The MLB channel itself has 1.9 million subscribers. Gaining 200,000 concurrent views means that the first game streamed exclusively on YouTube only achieved 11% penetration for engagement. Compare this to other recent viewing figures for free-to-air (FTA) sporting fixtures in a smaller market, and the MLB’s viewership seems even smaller. 4.8 million people watched the ICC Cricket World Cup final in the UK on FTA Channel 4, following the ECB’s decision to move the match from being exclusively behind Sky’s paywall. The FIFA Women’s World Cup semi-final match between England and the USA received a peak audience of 11.7 million viewers to witness the England Lionesses’ agonising defeat. A US, Canadian and Puerto Rican audience of 200,000 will not please the MLB decisionmakers for its debut stream. However, it is clearly attempting to address the demographic cliff facing cable and pay-TV operators, with only 9% of those who watch sports on TV screens being between 16-24 years old (source: MIDiA Research). Because 32% of YouTube daily active users (DAUs) are from the same demographic, it therefore makes logical sense as to why the MLB has partnered with YouTube, thereby future-proofing its fanbase through targeting the digital audiences of tomorrow.

Compared to the average US consumer, YouTube WAUs significantly over-index for not only watching live sports on TV, but also for catching up on recorded sports and streaming sports for free. YouTube users clearly have the appetite for consuming sports, so the MLB has an increased chance of succeeding via YouTube its strategic goal of reaching the digital audiences of tomorrow.

Overcrowded bullpen?

The similarities between cricket and baseball extend further than just that both involve balls being pitched (bowled) at batters, with the length of time these games take to finish becoming a growing concern for engaging younger viewers. With the ever-evolving digital landscape, we have reached peak attention for available time and income to allocate towards consuming content, so a three-hour-plus sporting event is going to require stealing considerable share of consumer attention away from other competing propositions.

The lacklustre opening viewership could be down to fragmentation, with MLB the second most fragmented US major sport in terms of distribution partnerships. The MLB is distributed on FOX, ESPN, TBS, DAZN, Facebook, ESPN+ and now YouTube. Diversifying reach is sensible with the older valuable demographic retaining pay-TV subscriptions, and the younger audiences engaging on social and streaming platforms. Owning multiple subscriptions is declining during this period of peak attention as consumers specialise on a select range of services to engage with and spend on consuming content. Owning three or more digital subscriptions as an activity has declined from a peak of 24% in Q3 2017 in the US down to 18% in Q1 2019 (source: MIDiA Research), highlighting the increasing struggle to win consumer attention.
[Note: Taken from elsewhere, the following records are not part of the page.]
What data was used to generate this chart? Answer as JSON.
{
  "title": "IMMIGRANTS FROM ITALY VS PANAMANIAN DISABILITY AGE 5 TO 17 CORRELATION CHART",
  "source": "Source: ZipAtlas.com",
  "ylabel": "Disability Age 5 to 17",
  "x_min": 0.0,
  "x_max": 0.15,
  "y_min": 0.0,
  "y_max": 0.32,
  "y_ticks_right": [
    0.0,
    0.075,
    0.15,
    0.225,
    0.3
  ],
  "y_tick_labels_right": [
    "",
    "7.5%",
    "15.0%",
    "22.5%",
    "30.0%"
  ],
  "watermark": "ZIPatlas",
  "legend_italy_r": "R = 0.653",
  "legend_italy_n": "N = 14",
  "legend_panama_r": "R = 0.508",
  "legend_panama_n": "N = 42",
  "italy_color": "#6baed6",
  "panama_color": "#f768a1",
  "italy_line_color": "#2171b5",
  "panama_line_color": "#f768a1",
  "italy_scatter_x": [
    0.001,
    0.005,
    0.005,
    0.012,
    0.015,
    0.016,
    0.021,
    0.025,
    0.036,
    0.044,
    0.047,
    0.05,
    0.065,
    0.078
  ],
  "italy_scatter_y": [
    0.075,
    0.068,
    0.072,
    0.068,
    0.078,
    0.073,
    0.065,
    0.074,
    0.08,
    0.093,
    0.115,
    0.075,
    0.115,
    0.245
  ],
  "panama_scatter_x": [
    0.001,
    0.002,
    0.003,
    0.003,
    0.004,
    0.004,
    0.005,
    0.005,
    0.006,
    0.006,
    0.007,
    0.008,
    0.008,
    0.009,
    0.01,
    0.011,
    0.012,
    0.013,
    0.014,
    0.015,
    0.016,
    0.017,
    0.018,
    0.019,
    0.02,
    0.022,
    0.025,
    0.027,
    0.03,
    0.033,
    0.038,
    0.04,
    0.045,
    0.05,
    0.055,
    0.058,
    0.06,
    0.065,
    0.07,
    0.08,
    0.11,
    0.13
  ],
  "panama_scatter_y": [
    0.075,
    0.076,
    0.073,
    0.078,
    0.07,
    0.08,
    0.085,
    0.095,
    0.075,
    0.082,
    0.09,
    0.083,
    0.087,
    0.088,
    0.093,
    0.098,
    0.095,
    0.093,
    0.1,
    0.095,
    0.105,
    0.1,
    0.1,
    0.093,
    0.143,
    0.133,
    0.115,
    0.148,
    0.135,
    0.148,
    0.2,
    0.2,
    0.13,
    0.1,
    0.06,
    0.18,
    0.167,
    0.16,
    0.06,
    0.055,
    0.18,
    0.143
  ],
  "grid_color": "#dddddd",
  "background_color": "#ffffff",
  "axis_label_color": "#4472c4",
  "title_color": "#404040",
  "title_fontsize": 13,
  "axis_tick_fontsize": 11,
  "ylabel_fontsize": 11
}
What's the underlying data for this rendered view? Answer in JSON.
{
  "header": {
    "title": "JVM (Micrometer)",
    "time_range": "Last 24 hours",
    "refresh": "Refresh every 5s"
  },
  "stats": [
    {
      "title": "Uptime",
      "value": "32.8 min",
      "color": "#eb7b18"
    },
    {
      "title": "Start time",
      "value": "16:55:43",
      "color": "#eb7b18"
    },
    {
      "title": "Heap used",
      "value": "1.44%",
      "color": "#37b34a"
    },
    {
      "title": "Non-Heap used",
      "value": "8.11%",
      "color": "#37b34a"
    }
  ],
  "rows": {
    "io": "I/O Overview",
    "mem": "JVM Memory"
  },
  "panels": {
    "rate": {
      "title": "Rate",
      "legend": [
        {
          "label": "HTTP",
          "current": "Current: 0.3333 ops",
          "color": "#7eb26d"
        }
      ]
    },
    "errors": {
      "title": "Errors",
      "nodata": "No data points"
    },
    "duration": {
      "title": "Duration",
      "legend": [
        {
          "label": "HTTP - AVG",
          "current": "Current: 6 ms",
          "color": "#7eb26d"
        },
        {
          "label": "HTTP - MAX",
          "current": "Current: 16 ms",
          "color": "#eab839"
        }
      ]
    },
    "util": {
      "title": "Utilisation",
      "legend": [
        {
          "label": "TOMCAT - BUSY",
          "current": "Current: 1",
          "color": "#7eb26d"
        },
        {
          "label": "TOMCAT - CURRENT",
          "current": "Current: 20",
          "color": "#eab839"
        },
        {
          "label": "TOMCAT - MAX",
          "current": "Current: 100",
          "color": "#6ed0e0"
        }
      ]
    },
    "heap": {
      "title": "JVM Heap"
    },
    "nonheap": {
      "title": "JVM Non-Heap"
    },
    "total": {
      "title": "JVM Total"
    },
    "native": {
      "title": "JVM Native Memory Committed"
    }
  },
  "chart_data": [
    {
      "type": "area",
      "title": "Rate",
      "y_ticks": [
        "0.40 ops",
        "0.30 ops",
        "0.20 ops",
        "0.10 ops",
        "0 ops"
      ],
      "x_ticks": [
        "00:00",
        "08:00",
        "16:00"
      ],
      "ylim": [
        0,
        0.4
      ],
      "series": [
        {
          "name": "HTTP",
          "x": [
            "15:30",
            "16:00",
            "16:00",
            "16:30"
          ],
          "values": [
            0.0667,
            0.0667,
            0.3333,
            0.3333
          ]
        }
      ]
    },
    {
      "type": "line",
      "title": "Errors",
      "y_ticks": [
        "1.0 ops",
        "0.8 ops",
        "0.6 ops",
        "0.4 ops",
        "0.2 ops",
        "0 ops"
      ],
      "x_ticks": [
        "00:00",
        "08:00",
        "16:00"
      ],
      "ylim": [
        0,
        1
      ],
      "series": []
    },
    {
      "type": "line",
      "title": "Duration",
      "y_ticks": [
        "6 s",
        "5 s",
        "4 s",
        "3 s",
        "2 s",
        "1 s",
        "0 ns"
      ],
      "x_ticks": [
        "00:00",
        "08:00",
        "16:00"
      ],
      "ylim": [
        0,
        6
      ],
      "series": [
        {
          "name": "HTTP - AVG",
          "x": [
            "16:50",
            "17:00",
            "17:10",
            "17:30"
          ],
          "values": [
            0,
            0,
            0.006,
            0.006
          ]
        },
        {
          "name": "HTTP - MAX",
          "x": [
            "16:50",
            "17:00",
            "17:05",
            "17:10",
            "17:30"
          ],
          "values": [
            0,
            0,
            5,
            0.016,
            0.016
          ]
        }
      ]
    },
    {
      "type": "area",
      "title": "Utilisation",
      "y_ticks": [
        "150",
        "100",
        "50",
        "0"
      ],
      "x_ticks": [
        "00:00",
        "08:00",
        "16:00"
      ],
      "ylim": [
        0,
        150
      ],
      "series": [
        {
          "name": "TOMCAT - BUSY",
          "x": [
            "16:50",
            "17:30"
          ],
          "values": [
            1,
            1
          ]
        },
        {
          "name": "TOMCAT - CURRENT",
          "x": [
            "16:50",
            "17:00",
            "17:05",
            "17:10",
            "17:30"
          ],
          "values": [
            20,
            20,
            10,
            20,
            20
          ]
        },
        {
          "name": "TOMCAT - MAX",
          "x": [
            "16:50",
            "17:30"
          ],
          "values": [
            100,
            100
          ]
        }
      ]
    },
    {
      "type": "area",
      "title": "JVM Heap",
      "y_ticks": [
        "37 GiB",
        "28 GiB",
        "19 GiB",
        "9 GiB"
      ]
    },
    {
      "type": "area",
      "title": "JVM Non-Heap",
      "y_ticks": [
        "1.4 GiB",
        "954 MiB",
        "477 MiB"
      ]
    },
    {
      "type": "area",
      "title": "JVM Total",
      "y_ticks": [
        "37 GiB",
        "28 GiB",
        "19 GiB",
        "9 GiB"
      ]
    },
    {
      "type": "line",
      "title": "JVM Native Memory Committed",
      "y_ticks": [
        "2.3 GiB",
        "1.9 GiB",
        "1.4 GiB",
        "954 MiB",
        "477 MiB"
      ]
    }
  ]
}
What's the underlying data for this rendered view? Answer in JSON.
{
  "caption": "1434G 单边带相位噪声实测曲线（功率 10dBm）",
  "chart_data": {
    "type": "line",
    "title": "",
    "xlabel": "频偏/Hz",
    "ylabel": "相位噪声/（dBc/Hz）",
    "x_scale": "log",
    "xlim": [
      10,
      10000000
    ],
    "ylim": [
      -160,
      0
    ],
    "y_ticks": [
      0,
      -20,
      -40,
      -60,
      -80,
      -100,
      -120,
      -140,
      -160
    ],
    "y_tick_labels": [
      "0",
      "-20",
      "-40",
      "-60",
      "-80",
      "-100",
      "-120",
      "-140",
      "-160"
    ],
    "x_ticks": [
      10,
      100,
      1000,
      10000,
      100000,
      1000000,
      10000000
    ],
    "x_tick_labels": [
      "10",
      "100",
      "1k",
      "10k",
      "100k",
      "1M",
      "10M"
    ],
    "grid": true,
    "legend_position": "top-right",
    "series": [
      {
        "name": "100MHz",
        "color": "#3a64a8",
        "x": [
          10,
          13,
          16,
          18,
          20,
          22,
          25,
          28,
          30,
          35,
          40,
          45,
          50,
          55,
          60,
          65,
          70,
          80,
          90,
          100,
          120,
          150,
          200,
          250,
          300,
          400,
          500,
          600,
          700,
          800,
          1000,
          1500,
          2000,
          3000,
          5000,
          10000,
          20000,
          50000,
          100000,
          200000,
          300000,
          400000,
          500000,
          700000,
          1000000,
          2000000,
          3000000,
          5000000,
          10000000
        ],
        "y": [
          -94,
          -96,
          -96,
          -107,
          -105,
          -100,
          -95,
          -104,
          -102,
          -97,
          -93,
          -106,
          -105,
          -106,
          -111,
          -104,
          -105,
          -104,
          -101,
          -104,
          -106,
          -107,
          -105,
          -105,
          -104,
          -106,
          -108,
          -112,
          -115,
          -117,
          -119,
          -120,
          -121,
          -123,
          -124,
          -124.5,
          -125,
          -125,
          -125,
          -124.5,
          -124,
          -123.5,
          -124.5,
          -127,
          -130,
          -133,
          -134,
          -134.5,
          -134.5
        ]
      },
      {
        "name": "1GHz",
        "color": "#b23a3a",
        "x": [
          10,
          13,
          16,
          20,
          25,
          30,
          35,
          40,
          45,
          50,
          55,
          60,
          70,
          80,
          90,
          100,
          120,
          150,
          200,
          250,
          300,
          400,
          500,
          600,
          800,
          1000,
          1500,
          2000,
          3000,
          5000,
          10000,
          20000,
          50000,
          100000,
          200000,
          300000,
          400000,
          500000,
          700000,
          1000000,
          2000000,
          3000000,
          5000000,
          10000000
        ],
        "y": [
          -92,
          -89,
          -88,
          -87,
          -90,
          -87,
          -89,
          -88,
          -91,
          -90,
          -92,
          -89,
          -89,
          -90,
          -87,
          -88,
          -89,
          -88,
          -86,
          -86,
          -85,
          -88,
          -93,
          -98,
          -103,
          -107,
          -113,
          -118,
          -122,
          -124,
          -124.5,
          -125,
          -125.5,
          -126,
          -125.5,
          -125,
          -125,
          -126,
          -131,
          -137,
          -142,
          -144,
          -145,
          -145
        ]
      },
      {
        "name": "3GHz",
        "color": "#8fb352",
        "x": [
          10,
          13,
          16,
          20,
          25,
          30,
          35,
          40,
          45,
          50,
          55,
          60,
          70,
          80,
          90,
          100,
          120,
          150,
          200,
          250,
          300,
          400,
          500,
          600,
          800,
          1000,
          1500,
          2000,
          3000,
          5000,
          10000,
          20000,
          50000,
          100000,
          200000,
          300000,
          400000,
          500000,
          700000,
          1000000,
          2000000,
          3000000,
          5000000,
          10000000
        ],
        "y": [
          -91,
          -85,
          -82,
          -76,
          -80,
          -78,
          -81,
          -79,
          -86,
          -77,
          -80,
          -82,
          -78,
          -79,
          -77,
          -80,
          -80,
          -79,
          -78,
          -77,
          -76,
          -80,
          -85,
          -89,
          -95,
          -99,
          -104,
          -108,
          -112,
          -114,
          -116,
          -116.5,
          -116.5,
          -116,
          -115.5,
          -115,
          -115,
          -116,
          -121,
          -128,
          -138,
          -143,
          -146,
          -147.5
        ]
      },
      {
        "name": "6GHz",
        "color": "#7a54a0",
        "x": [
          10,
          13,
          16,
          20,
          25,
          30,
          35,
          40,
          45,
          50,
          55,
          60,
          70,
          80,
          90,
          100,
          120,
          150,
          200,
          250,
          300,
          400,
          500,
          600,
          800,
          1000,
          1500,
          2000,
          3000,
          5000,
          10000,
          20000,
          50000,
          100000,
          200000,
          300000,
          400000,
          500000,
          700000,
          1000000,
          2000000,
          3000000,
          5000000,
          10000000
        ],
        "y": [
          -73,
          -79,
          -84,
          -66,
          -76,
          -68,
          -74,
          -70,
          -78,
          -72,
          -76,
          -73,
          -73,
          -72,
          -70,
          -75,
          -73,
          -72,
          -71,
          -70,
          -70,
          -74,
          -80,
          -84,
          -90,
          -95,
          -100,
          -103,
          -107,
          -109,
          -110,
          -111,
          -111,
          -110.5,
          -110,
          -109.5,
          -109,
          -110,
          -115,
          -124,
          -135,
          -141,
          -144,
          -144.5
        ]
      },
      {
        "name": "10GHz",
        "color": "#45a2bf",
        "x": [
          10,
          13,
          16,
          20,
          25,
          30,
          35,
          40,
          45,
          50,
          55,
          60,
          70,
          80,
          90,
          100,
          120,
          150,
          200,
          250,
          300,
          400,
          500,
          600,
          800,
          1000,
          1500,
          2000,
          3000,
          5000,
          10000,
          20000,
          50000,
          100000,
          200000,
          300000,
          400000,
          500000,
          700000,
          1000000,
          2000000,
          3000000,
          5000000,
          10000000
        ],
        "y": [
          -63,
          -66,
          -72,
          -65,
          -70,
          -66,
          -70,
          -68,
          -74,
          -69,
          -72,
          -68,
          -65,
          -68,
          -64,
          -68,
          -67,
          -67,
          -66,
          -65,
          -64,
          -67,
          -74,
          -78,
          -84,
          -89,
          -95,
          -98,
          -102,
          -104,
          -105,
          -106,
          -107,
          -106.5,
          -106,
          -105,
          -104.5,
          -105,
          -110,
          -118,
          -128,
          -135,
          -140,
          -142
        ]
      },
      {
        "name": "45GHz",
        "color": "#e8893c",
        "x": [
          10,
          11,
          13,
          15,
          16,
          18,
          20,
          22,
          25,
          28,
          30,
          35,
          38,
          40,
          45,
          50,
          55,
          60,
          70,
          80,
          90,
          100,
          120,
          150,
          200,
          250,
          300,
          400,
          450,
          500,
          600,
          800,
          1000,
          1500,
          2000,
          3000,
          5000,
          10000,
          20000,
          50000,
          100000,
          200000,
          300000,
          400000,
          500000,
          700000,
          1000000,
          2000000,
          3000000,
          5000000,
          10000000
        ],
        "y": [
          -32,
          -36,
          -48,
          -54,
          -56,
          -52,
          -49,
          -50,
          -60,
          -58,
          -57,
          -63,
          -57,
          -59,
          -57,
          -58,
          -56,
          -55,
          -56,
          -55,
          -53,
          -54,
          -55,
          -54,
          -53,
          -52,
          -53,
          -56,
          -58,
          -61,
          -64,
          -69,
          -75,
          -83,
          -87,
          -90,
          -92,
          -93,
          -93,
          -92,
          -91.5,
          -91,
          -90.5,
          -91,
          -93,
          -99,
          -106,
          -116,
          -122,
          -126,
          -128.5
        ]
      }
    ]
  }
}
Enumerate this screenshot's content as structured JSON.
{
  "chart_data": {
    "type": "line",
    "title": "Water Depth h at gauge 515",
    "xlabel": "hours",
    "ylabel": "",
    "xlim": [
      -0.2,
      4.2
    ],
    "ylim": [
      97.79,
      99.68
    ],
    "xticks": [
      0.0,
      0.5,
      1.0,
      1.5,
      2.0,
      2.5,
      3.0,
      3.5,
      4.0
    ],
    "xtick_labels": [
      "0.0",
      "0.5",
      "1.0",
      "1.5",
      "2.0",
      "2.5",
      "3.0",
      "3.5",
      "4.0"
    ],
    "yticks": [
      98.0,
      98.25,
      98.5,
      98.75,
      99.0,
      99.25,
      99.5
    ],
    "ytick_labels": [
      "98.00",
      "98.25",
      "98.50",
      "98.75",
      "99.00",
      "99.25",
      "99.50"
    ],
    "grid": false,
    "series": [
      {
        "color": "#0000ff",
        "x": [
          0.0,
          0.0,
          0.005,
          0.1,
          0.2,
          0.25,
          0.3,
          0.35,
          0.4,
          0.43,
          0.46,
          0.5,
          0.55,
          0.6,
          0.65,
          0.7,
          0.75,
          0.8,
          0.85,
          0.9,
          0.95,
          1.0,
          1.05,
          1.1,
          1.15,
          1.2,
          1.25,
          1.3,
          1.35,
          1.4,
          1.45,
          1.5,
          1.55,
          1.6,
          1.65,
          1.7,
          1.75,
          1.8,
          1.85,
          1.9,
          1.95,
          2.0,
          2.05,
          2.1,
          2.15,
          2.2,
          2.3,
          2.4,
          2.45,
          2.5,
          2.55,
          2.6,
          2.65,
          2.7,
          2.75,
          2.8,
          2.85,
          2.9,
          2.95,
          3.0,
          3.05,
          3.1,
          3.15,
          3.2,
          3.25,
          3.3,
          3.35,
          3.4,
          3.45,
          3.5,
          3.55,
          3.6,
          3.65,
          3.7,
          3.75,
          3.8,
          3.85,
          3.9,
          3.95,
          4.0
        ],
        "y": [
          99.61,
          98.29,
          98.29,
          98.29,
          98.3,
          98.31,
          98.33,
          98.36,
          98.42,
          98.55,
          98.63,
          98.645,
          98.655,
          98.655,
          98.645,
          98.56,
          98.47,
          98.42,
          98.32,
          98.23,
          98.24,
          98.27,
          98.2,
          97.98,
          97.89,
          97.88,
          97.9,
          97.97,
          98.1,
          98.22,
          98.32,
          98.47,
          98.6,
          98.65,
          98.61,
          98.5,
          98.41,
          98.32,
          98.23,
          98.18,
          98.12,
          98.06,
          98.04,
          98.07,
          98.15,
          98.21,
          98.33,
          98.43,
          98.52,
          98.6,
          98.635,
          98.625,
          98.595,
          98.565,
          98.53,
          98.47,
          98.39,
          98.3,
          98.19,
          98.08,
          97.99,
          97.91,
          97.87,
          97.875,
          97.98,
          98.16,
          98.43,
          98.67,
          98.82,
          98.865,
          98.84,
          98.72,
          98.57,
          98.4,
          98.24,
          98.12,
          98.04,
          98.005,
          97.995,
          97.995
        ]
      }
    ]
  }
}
Consumers will not be pleased with rights holders awarding exclusive rights deals to too many players, as MIDiA saw with the English Premier League rights in the UK. YouTube offering free live streams could come at the detriment to DAZN for instance, which requires consumers paying $19.99 a month, so lean-back baseball fans could be encouraged to cancel this subscription in favour of YouTube to consume MLB content. However, with the length of MLB fixtures, the propensity to allocate 3+ hours to engaging with an MLB game is simply asking too much of current mainstream digital consumers, as the world migrates away from traditional consumption habits. To reach the audiences of tomorrow, the MLB will need to think the unthinkable and re-imagine what is core content proposition actually consists of for time-poor and over-engaged digital natives.